Darum geht es aber derzeit gar nicht, sondern um die systematische Austreibung aller Leistungen von DDR-Kulturschaffenden. An ihre Stelle soll finsterster Amimuff treten. So zeichnet die diesbezüglich besonders eilfertige BRD-Kapitalfraktion um die FAZ einen amerikanischen Scientology-Frontman in München mit einem Bambi-„Mut“-preis aus und in Gerbstedt im Mansfeldischen tauft man die nach dem antifaschistischen Bergmann Otto Brosowski benannte Grundschule ausgerechnet auf den Namen Graf Schenk von Stauffenberg um. Schließlich werden die Studenten auf „Bachelor“ bzw. „Master“ verpflichtet – und müssen sich dafür zum Abschied auch noch glücklich lächelnd mit albernen schwarzen Amihütchen auf dem Kopf abphotographieren lassen. Ich weiß aus eigener Erfahrung wie nachhaltig so etwas wirken kann: Im sibirischen Irkutsk zitierte eine Buchhändlerin einmal zwei Zeilen aus dem „Loreley-Lied“ („Ich weiß nicht, was soll es bedeuten…“) – nachdem sie erfahren hatte, dass ich Deutscher bin. „Geinrich Geine“ – fügte sie hinzu. Und ich sagte „Aber das ist doch nicht von Heinrich Heine!“ Sie bewies es mir jedoch sofort in einem ihrer zum Verkauf ausliegenden Bücher. In dem Buch, aus dem ich einst das Loreley-Lied lernte, muß als Autorennamen noch immer die Naziformulierung „unbekannter Volksdichter“ gestanden haben. Und das hielt sich dann bei mir bis Irkutsk 1996. Fast könnte man daraus den Schluß ziehen: Es war nicht alles schlecht an „Sibirien“. Ich erinnere nur an zwei Bücher ehemaliger Lagerhäftlinge, die das bereits in ihrem Titel ausdrücken: Heimito von Doderers „Sibirsche Klarheit“ und Traugott von Stackelbergs „Geliebtes Sibirien“.
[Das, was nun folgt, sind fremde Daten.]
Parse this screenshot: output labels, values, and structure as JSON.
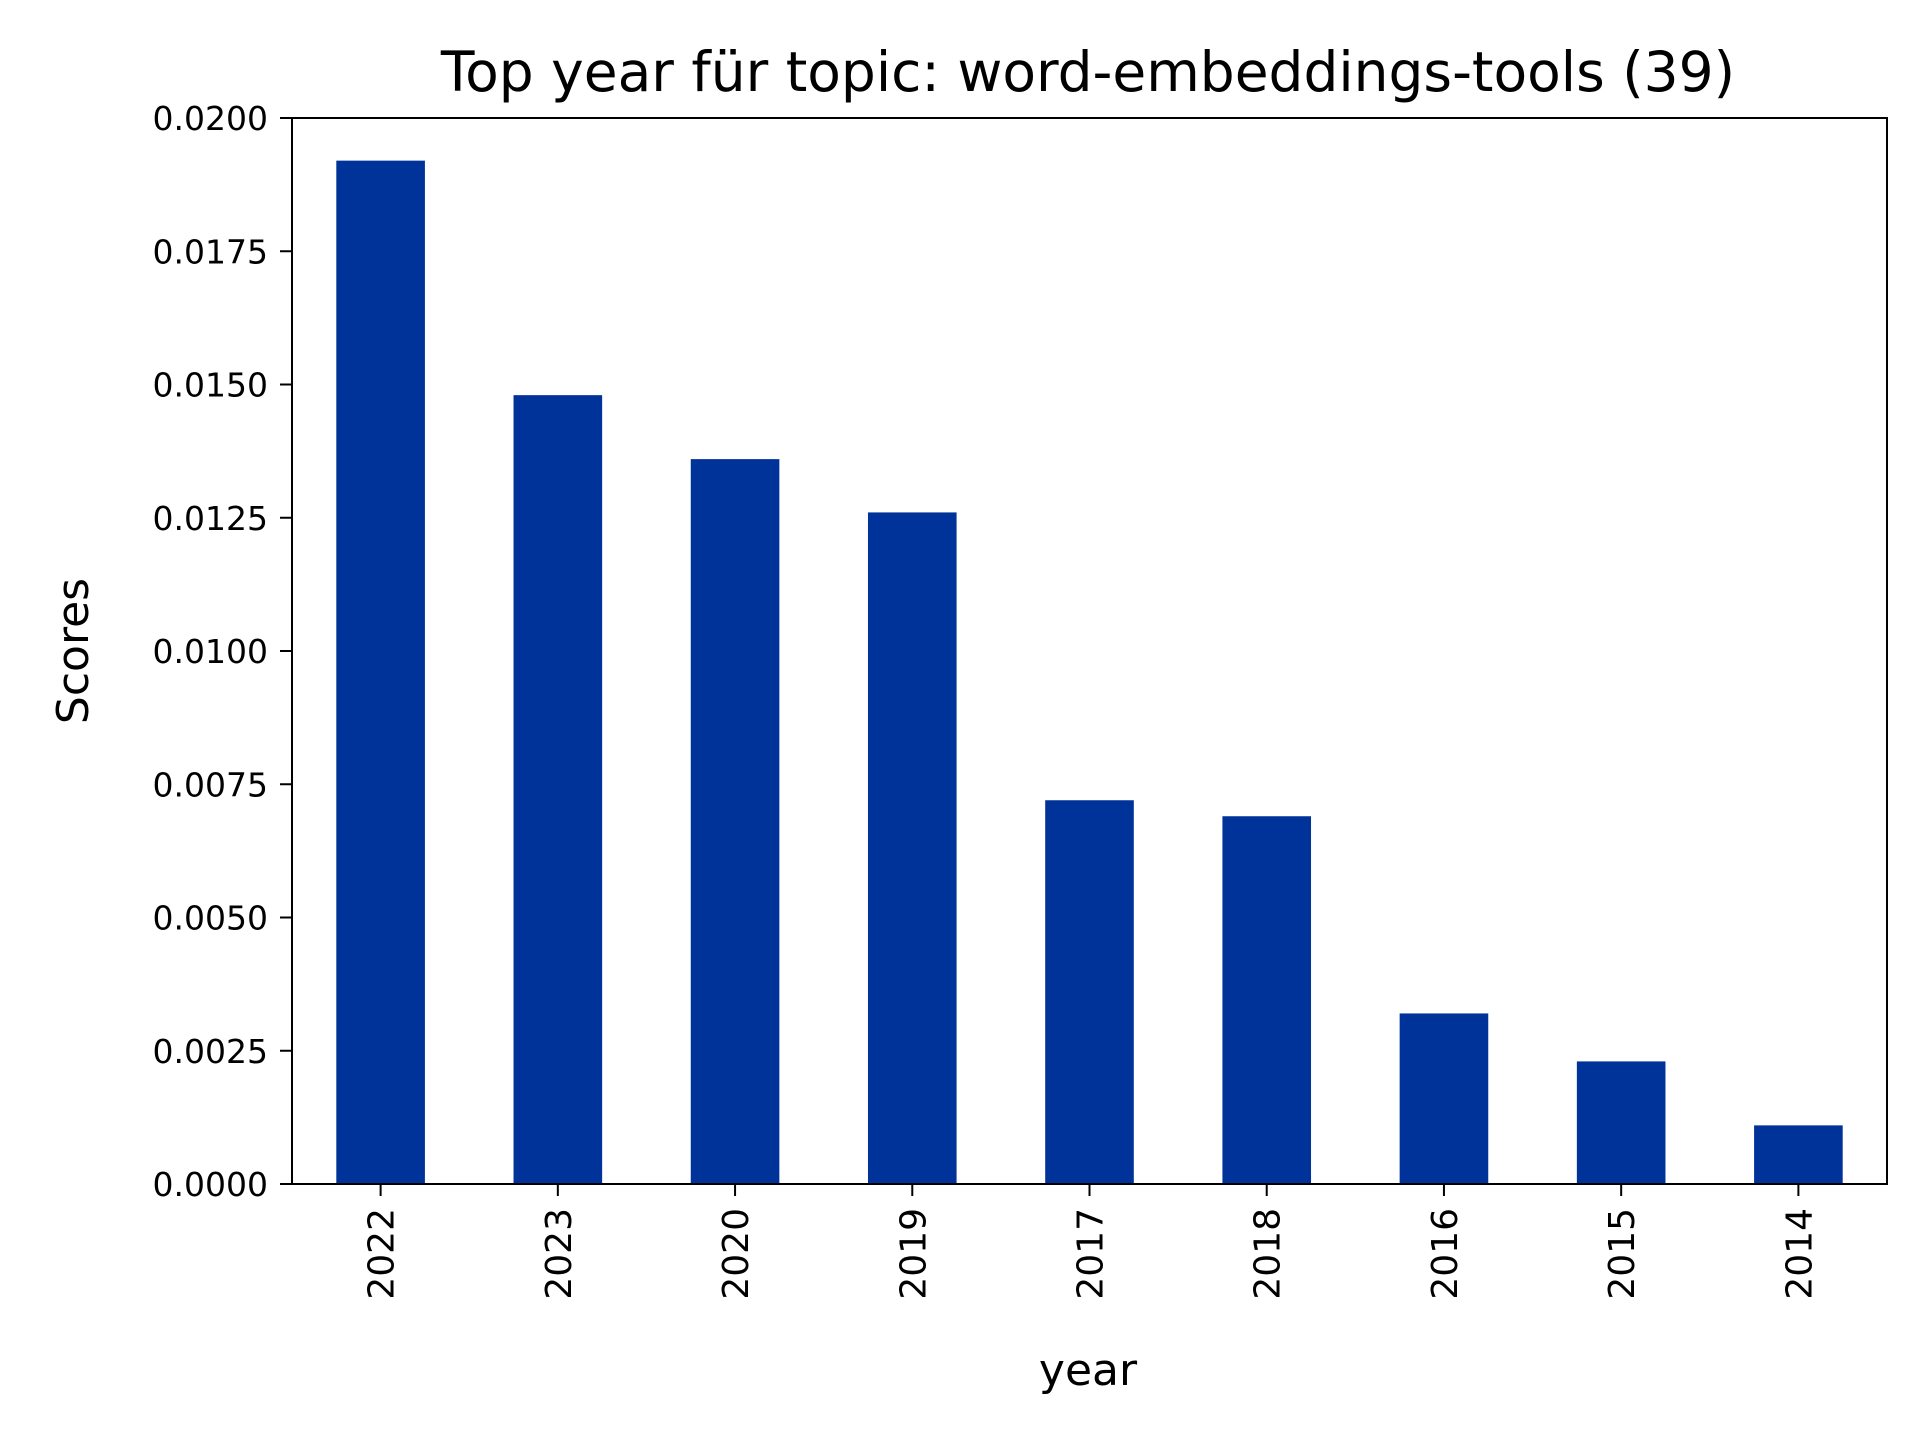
{
  "chart_data": {
    "type": "bar",
    "title": "Top year für topic: word-embeddings-tools (39)",
    "xlabel": "year",
    "ylabel": "Scores",
    "categories": [
      "2022",
      "2023",
      "2020",
      "2019",
      "2017",
      "2018",
      "2016",
      "2015",
      "2014"
    ],
    "values": [
      0.0192,
      0.0148,
      0.0136,
      0.0126,
      0.0072,
      0.0069,
      0.0032,
      0.0023,
      0.0011
    ],
    "ylim": [
      0,
      0.02
    ],
    "yticks": [
      "0.0000",
      "0.0025",
      "0.0050",
      "0.0075",
      "0.0100",
      "0.0125",
      "0.0150",
      "0.0175",
      "0.0200"
    ],
    "bar_color": "#003399",
    "grid": false,
    "legend": false
  }
}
Und hier noch einige Zitate aus einem sowjetischen Kriegsbericht, in dem es immer wieder auch um Tiere geht:
…Im Wechsel von den Nachtigallen zu den Flugzeugen…
Der sowjetische Kriegsberichterstatter Wassili Grossman verfaßte fast ausschließlich Kriegsliteratur, dazu die noch während des Zweiten Weltkrieges von ihm mitverantwortete erste umfassende Zusammenstellung von Berichten über die deutschen Lager zur Vernichtung der Juden – das sogenannte Schwarzbuch, das erst vor einigen Jahren veröffentlicht werden konnte. Schnell berühmt wurde sein 928-Seiten-Roman „Wende an der Wolga“, der auf Deutsch 1958 in der DDR erschien, er handelt von der „Schlacht um Stalingrad“, nach der überall in Europa und nicht nur dort die Hoffnung aufkam, das die Deutschen doch besiegt werden könnten. Berühmter noch als dieses Buch wurde dann Grossmans ebenso umfangreicher Roman „Leben und Schicksal“, in dem die „Schlacht um Stalingrad“ gleichsam von innen geschildert wird (während er sie in der „Wende an der Wolga“ noch quasi von außen, vom linken Wolgaufer aus, beschrieb). Der Roman erschien 1984 in der BRD, in der Sowjetunion durfte das Buch erst nach 1990 veröffentlicht werden – nach einer erneuten „Wende“ also.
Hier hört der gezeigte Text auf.